Question 1

Find electron density ($n$): Number of atoms per unit volume $n = \frac{\rho N_A}{M}$. Given $\rho = 6.35 \times 10^3\text{ kg/m}^3$, $M = 63.5\text{ g/mol} = 63.5 \times 10^{-3}\text{ kg/mol}$, $N_A = 6 \times 10^{23}$. $n = \frac{6.35 \times 10^3 \times 6 \times 10^{23}}{63.5 \times 10^{-3}} = 6 \times 10^{28}\text{ m}^{-3}$ Since there is 1 conduction electron per atom, $n = 6 \times 10^{28}\text{ electrons/m}^3$.

Find resistance of the wire ($R_w$): $R_w = \frac{l}{\sigma A} = \frac{100}{2 \times 10^8 \times 0.5 \times 10^{-6}} = \frac{100}{100} = 1\text{ }\Omega$.

Find current ($I$): Total resistance $R_{eq} = R_w + r = 1 + 1 = 2\text{ }\Omega$. $I = \frac{E}{R_{eq}} = \frac{2}{2} = 1\text{ A}$.
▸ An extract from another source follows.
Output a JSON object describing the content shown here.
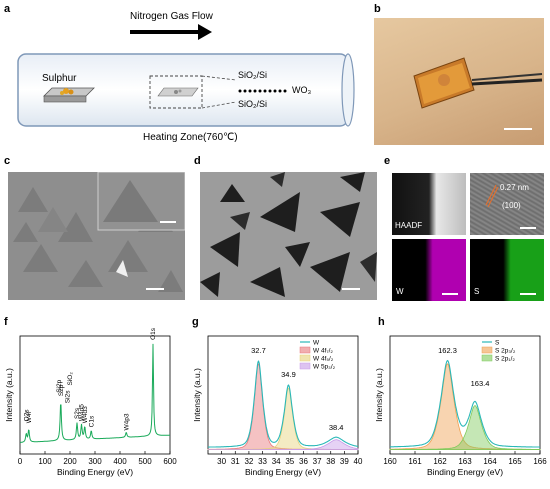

Find drift velocity ($v_d$): $I = nAev_d \implies v_d = \frac{I}{nAe}$ $v_d = \frac{1}{(6 \times 10^{28}) \times (0.5 \times 10^{-6}) \times (1.6 \times 10^{-19})} = \frac{1}{4.8 \times 10^3}\text{ m/s}$ $v_d \approx 0.208 \times 10^{-3}\text{ m/s} = 0.208\text{ mm/s}$.